Jenji Kohan also created another Netflix original, GLOW, the third season of which will be released on August 9. I’ve written about this show before and I’ll say again what I keep seeing: Yes, it’s about a women’s wrestling television show, but no, it’s not stupid. For those who found OITNB too graphically violent – and it had some very upsetting scenes – GLOW could be perfect. It has the spirit of OITNB – a motley group of women (and a couple of men) get together in a strange situation where they bond and their lives change in various unexpected ways – but it is kinder and gentler. The story lines are about women learning to assert themselves and fight the Hollywood power, but they are told in such a funny, innovative way that they are consistently entertaining and rarely preachy.
Season three opens with Ruth (Alison Brie) and Debbie (Betty Gilpin) being interviewed in Las Vegas – where their TV program has become a floor show – in costume as their wrestling personas, Zoya the Destroya, a Soviet terror, and her nemesis, the all-American Liberty Belle, just as the space shuttle Challenger goes down in flames.
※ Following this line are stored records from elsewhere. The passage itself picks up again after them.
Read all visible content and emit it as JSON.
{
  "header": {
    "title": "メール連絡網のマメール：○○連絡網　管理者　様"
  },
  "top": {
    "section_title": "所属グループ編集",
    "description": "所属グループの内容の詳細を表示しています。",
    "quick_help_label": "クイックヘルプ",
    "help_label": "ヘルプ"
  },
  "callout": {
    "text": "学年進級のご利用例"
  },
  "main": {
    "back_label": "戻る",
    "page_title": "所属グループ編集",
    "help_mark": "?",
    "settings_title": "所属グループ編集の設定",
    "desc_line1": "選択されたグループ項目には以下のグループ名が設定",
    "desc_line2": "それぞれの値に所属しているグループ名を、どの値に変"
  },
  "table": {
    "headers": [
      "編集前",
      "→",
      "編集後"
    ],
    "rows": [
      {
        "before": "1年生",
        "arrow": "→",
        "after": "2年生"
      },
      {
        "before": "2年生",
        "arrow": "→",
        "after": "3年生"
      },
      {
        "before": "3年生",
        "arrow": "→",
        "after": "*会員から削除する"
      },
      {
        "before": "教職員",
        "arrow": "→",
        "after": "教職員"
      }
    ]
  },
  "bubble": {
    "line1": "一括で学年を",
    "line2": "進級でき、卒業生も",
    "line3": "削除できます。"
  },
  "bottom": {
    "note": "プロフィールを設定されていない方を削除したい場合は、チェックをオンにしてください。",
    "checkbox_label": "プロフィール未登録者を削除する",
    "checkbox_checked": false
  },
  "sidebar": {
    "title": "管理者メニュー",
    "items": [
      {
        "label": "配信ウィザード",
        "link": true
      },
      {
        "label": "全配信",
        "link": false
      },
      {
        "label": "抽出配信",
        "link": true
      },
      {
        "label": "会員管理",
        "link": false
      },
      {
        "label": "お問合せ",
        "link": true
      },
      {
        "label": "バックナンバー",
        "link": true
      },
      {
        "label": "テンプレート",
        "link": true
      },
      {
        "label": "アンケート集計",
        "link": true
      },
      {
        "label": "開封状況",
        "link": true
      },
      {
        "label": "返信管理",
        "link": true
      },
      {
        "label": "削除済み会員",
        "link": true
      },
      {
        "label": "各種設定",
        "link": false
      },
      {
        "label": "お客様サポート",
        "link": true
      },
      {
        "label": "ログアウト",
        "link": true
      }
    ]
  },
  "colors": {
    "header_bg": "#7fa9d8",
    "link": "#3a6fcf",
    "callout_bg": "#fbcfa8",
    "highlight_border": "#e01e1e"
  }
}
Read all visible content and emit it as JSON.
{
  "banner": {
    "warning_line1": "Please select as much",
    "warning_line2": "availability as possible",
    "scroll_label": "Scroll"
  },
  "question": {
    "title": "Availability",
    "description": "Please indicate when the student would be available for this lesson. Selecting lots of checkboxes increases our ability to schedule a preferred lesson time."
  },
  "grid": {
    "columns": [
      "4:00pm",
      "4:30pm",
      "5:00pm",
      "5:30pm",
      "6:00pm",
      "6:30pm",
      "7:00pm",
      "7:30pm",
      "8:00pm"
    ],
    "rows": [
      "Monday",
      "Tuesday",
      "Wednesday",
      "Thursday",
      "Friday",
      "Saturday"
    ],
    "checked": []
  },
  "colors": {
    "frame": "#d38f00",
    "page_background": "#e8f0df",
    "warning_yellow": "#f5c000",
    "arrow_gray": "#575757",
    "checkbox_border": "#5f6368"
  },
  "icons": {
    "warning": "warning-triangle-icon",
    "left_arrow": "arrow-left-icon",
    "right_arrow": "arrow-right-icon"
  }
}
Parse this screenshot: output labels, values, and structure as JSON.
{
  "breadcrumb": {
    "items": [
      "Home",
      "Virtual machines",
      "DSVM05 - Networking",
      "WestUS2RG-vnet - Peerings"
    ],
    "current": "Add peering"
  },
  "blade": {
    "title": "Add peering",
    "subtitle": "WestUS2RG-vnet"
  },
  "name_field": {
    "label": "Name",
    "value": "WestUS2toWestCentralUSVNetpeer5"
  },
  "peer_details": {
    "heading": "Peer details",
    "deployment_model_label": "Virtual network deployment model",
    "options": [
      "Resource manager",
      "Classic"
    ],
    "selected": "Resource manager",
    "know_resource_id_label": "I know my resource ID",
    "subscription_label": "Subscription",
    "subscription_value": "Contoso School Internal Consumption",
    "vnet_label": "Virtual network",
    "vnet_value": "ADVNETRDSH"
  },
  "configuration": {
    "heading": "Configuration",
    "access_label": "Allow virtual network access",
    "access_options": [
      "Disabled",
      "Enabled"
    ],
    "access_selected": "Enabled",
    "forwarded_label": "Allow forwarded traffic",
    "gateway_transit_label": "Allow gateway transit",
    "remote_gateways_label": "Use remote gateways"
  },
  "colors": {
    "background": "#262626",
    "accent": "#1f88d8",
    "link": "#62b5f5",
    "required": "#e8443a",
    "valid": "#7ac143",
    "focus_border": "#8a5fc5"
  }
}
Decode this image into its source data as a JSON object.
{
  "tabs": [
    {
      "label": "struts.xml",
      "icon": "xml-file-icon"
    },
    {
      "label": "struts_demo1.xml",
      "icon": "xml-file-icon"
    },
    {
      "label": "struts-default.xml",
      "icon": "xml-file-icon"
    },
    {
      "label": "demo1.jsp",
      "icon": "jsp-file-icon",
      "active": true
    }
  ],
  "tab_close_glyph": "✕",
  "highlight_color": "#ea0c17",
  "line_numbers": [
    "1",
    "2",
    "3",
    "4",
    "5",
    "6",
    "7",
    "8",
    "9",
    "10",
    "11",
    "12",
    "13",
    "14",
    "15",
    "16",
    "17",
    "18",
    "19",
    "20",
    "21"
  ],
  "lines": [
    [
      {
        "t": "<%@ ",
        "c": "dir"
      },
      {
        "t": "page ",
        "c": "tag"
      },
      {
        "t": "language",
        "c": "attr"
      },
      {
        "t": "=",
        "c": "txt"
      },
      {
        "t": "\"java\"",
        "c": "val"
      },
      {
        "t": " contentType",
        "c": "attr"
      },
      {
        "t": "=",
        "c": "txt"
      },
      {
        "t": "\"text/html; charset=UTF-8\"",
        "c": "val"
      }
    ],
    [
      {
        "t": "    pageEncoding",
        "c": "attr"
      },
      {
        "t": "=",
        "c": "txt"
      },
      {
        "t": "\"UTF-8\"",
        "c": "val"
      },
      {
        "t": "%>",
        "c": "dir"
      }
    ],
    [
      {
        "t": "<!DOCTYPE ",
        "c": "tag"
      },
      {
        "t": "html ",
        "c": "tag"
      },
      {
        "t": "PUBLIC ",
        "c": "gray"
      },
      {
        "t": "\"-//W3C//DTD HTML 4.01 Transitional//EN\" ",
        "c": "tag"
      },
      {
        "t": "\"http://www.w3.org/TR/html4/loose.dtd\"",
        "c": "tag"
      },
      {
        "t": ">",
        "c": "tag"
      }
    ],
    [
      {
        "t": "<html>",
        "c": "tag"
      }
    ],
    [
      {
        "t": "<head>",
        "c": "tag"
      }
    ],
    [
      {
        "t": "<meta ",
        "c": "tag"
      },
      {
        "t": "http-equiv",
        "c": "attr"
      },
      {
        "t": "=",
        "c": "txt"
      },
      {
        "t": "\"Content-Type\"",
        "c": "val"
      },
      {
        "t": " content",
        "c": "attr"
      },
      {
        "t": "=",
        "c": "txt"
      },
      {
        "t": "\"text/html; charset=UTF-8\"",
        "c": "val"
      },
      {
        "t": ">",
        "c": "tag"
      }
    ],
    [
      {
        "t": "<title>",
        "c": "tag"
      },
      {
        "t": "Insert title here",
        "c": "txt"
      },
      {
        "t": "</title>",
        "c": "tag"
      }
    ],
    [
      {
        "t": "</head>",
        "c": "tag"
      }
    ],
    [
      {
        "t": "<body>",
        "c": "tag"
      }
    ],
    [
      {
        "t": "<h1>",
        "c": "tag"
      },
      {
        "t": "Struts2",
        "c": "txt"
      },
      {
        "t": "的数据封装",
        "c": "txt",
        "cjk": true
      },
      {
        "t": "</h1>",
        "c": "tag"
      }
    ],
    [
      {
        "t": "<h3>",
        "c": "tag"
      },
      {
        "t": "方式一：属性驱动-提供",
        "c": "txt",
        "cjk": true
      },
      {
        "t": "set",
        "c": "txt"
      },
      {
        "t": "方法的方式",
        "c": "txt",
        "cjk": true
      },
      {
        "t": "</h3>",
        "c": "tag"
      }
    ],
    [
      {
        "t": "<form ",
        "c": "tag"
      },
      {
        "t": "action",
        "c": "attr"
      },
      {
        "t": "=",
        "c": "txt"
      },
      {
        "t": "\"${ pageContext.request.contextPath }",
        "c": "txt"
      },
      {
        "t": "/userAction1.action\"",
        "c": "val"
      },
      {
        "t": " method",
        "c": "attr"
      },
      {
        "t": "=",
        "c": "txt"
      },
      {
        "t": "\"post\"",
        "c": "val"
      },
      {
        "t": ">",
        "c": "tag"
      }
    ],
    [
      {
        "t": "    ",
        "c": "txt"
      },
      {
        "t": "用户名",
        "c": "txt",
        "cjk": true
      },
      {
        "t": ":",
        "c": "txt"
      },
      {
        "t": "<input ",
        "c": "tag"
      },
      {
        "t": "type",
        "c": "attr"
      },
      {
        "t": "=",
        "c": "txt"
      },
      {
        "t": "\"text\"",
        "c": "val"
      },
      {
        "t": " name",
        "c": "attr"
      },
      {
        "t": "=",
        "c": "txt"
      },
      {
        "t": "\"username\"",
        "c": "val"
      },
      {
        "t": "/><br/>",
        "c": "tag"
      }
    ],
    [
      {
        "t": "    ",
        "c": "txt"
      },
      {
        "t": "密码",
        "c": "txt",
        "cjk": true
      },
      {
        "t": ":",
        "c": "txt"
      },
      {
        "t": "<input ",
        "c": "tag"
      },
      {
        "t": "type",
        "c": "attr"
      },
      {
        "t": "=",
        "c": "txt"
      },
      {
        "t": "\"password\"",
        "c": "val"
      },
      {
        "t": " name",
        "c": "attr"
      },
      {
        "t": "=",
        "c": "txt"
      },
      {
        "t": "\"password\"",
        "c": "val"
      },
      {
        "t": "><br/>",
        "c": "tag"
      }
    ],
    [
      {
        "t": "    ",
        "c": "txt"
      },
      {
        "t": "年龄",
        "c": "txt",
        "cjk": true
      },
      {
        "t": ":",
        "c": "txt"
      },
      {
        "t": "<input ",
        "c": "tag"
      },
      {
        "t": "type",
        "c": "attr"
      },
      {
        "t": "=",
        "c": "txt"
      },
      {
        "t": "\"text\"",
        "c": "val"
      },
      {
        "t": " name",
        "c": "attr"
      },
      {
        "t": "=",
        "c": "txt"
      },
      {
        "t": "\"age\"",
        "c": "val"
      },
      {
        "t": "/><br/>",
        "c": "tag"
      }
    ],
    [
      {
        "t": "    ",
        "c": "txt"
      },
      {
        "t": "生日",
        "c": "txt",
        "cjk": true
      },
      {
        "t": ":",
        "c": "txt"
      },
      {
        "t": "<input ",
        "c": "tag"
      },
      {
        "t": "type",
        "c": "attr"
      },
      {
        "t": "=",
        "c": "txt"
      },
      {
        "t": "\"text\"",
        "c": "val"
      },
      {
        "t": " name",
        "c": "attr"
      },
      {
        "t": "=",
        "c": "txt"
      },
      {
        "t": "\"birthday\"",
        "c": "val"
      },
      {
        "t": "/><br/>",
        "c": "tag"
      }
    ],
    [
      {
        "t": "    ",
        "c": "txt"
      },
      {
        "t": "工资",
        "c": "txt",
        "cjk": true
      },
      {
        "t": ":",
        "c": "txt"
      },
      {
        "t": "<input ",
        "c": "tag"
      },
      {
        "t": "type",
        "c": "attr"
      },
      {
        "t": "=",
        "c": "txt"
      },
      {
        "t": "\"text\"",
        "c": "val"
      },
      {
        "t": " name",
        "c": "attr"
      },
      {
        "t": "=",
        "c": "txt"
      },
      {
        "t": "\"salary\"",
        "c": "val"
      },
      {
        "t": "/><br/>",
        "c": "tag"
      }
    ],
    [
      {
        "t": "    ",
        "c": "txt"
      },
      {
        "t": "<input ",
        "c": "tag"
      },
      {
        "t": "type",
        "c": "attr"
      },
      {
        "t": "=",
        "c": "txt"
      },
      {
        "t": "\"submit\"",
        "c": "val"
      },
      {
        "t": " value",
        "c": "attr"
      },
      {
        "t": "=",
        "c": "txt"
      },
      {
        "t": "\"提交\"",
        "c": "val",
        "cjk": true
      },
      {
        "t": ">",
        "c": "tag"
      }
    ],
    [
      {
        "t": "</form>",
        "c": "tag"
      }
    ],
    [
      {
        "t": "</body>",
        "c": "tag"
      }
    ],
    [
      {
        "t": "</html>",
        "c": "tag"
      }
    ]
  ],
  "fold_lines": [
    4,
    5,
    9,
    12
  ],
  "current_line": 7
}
It’s like a promise that the show will continue to mix the very silly with the very serious, as it has done so gracefully.
Geena Davis of Thelma and Louise plays one of the more interesting new characters, a former Las Vegas showgirl who has become a casino owner.
One of the more complex story lines focuses on the marriage of Bash (Chris Lowell), the poor little rich boy producer who is a closeted gay man and his in-name-only marriage to British wrestler Rhonda (Kate Nash), who needed a green card. As the AIDS crisis becomes a bigger part of the plot, Bash and Rhonda’s fake union turns into a real partner.
Two other aspects of the series are worth mentioning. The series is set in the 1980s and it has an incredible production design, complete with big hair, weird shoulder pads and other Reagan-era ephemera that will have viewers of a certain age shuddering over similar outfits they once wore. But it’s incredibly colorful and pleasing – like an ice cream store with dozens of flavors. The soundtrack, featuring songs you didn’t know you missed, like the theme song, “The Warrior,” also gives the show energy.
Perhaps the most awaited movie of the summer, Our Boys, the HBO series about the murder of an Arab boy by Jewish extremists that led up to the war in Gaza in 2014, will be available on August 12 on YES, HOT, Cellcom and Partner TV.
Cellcom continues to offer many of the same series available on the older networks, including the series, Euphoria.
In the meanwhile, you can enjoy the somewhat clichéd but still moving The Red Sea Diving Resort, the story of the Mossad rescue of Ethiopian Jews via a fake beach hotel in the Sudan, starring Chris Evans and Michael K. Williams, which is now available on Netflix.